Les Grands de ce monde s'expriment dans

CHANGEMENT D'ERE A BELGRADE

Renaud Girard - Monsieur le Président, en Occident on vous présente le plus souvent comme un nationaliste modéré. Vous reconnaissez-vous dans cette description ?

Vojislav Kostunica - L'expression me paraît plutôt traduire la manière dont certaines très grandes puissances occidentales se plaisent à qualifier les leaders des petits pays. Tous les chefs d'État du monde appartiennent à une nation bien définie ; et tous s'emploient à défendre les intérêts de leurs peuples respectifs. En ce sens, ce sont tous des nationalistes. Mais lorsqu'on donne à ce terme une connotation péjorative, on le réserve curieusement aux dirigeants des petites nations. Il suffit que je proclame mon attachement à l'indépendance de la Serbie pour qu'on m'accole aussitôt une étiquette déplaisante.

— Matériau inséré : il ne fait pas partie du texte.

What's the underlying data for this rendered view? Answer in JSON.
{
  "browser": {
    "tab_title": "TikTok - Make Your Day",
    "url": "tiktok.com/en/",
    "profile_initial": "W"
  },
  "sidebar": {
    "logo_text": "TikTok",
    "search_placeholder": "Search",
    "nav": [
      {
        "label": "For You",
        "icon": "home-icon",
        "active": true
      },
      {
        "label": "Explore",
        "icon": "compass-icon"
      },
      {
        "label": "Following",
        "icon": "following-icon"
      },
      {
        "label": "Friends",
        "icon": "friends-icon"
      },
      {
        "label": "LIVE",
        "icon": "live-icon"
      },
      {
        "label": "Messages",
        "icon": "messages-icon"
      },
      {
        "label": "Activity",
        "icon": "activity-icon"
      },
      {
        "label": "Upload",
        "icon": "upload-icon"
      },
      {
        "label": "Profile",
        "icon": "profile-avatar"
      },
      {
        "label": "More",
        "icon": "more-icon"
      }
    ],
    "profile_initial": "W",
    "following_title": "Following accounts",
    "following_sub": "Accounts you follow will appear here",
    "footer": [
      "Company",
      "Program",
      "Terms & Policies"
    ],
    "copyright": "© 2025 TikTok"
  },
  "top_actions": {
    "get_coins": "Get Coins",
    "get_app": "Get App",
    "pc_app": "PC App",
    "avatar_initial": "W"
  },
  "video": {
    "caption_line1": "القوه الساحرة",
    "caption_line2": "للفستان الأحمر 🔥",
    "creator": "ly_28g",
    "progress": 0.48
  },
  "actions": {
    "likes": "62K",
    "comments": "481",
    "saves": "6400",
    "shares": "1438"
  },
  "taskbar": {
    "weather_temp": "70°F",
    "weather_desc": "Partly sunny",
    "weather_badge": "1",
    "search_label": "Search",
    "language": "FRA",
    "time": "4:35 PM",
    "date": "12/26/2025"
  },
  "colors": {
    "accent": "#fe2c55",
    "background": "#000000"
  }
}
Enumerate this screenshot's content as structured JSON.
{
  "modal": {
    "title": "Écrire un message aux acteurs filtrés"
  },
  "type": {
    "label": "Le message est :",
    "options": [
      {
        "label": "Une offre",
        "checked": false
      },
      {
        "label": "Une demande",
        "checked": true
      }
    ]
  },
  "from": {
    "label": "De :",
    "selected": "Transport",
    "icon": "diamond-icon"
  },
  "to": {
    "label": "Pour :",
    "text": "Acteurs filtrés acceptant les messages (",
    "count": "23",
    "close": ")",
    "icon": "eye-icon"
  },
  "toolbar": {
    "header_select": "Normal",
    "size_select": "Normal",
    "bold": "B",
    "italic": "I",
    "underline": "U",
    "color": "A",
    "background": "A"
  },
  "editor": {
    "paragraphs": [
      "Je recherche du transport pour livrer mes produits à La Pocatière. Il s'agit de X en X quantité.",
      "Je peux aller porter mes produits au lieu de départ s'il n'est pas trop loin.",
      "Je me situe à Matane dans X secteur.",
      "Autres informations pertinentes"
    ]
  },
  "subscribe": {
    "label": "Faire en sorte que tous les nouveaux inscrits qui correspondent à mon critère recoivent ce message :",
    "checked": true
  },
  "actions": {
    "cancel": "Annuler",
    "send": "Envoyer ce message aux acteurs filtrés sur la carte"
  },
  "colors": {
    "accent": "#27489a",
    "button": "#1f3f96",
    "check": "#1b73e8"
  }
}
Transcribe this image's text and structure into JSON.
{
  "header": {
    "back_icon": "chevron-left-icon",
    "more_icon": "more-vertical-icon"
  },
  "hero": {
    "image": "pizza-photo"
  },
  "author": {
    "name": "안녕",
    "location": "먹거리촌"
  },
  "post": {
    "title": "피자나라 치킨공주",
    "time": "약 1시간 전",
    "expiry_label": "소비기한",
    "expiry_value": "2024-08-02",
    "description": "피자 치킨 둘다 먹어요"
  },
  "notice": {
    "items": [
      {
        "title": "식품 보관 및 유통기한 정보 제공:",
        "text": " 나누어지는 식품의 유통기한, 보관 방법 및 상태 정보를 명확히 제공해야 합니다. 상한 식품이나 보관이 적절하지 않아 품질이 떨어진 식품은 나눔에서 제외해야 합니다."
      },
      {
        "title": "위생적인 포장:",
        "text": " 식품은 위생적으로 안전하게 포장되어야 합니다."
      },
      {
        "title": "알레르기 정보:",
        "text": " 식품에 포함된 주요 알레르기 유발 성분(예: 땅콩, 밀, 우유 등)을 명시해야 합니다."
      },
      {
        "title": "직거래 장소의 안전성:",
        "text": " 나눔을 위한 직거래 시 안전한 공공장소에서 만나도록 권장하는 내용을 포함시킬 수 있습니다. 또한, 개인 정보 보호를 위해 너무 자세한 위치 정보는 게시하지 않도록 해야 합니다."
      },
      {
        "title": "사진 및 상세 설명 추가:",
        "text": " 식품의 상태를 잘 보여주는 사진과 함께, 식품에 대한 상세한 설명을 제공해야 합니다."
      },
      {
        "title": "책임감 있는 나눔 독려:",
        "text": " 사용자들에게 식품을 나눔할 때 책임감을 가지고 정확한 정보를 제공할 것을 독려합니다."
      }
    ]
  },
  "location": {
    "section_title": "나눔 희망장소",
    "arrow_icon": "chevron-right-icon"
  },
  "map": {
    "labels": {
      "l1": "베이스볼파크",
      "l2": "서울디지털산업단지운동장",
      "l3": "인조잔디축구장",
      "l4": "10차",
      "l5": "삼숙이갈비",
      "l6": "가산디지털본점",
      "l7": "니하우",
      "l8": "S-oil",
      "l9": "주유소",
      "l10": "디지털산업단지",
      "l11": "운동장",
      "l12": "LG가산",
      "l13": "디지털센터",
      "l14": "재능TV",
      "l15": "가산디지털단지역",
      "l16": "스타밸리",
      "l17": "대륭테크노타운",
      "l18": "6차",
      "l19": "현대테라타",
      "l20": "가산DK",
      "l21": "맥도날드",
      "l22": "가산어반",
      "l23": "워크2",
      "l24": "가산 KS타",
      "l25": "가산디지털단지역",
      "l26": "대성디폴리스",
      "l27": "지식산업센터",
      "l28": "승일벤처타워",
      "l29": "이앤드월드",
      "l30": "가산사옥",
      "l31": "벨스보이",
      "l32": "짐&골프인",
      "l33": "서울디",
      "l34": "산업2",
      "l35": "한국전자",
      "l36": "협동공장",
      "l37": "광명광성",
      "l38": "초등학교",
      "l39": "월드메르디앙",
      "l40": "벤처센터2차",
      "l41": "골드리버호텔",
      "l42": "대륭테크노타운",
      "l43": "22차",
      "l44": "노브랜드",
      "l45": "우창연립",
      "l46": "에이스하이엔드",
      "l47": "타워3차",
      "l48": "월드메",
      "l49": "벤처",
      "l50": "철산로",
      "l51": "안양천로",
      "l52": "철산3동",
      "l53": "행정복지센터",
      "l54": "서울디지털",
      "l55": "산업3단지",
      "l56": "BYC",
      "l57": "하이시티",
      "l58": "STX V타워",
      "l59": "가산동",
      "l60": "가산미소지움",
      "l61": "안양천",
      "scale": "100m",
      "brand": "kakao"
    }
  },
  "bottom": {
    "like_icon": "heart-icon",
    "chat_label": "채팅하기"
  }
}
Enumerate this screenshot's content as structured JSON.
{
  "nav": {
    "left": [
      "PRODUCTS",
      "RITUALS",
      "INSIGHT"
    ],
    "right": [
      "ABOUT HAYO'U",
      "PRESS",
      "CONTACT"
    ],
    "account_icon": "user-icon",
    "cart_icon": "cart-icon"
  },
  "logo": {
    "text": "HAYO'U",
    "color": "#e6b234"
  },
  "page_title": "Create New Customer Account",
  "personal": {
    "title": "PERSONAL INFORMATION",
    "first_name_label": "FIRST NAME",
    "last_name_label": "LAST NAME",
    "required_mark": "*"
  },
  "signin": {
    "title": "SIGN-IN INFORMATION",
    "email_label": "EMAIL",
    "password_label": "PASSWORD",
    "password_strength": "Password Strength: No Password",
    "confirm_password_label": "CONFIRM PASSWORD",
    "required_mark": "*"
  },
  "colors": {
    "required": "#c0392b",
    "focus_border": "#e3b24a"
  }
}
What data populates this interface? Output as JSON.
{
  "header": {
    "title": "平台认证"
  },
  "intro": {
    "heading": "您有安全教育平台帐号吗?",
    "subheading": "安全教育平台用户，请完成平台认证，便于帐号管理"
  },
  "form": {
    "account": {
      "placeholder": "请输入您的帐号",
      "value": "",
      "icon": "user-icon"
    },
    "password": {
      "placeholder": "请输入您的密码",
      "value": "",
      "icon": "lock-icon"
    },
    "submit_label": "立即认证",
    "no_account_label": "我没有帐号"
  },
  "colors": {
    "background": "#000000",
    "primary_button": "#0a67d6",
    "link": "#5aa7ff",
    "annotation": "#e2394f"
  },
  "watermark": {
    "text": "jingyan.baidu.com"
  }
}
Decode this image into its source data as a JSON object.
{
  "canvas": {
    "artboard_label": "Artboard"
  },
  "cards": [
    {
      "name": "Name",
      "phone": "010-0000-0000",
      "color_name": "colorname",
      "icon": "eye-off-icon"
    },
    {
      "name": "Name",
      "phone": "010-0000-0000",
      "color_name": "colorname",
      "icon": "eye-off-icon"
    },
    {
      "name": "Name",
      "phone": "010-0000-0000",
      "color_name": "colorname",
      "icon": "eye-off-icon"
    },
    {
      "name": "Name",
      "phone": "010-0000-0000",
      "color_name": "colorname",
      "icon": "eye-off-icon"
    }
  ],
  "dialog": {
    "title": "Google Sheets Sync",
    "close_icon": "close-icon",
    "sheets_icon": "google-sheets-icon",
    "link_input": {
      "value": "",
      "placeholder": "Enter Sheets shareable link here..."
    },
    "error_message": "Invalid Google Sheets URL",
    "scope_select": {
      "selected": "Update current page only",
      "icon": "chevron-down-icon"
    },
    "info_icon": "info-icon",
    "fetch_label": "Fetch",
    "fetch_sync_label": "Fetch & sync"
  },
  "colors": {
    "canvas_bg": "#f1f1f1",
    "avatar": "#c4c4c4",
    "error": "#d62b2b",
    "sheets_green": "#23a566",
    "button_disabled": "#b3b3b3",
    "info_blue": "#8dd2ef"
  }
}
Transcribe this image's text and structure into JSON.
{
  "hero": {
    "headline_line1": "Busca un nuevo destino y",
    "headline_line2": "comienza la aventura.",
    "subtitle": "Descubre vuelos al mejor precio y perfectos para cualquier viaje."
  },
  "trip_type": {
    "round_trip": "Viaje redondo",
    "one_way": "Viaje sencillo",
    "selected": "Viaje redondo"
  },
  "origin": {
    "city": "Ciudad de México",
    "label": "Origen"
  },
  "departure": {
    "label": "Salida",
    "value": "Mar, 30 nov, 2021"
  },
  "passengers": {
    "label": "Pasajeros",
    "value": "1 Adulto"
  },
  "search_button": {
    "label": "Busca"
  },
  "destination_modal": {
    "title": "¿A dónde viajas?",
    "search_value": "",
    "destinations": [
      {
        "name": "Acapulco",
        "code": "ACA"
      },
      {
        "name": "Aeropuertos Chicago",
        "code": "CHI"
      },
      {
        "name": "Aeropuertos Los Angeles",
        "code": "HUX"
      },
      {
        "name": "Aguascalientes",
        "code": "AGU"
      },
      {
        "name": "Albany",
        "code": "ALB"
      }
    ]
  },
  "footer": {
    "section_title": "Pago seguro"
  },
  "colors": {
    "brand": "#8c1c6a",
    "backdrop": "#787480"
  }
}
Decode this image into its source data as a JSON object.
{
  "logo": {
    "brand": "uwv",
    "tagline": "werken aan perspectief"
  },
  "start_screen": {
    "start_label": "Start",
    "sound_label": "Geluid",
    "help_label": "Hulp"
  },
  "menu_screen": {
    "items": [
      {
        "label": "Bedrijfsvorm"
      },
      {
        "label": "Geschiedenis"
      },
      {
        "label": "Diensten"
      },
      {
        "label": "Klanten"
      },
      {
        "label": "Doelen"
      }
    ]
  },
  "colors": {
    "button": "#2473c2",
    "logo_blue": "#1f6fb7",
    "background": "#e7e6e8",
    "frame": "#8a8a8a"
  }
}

Or mon nationalisme est un nationalisme positif, qui n'implique aucun rejet d'autrui.
R. G. - Avez-vous les moyens de mettre en œuvre votre programme de rénovation de la Serbie ? De quelle influence le clan Milosevic dispose-t-il encore au sein de l'appareil d'État ?
V. K. - Politiquement, le clan Milosevic n'a plus d'influence. Mais on trouve partout des vestiges de l'ancien régime, surtout dans le secteur économique, et notamment dans cette économie non transparente qui, depuis dix ans, a fait la fortune de tous les barons affairistes liés à la famille Milosevic. C'est un problème qu'ont connu bien d'autres États post-communistes où l'on a vu les apparatchiks perdre le pouvoir politique mais conserver des prébendes économiques. La transition vers un nouveau système, dont on espère qu'il sera idéal, ne s'effectuera pas en un jour. N'oubliez pas que le communisme yougoslave était un communisme très particulier, où le centralisme étatique le plus contraignant s'accommodait d'espaces de liberté laissés à l'initiative privée. Ce qui explique pourquoi il y avait chez nous davantage de monde lié, de près ou de loin, à l'élite dirigeante. Bref, en Yougoslavie, il est impossible de tracer une ligne de démarcation nette entre un ancien mode de fonctionnement titiste qui serait totalement communiste, et le fonctionnement du régime personnel de Milosevic. Il n'y a pas de solution de continuité entre les deux systèmes. La construction d'un État de droit prendra donc probablement plus de temps qu'ailleurs.
R. G. - Pourquoi n'avez-vous pas limogé le général Nebojsa Pavkovic, chef d'état-major de l'armée, qui était, parmi les militaires, l'un des plus proches de Milosevic ? Et pourquoi ne vous êtes-vous pas immédiatement séparé de Rade Markovic, le chef des services secrets ?
V. K. - En tant que président de la République fédérale de Yougoslavie, je ne commande que l'armée. La police est du ressort du gouvernement de Serbie. Cette situation absurde résulte d'une décision de Milosevic qui, à l'époque où il était président de la Serbie, a confisqué la police fédérale. Il faudra un jour ou l'autre remédier à cette anomalie et rétablir une seule et même police sur l'ensemble du territoire yougoslave. Mais, pour l'instant, c'est ainsi. Quant à l'armée, je me félicite qu'elle ait refusé d'intervenir contre les manifestants lors des journées cruciales du 5 et du 6 …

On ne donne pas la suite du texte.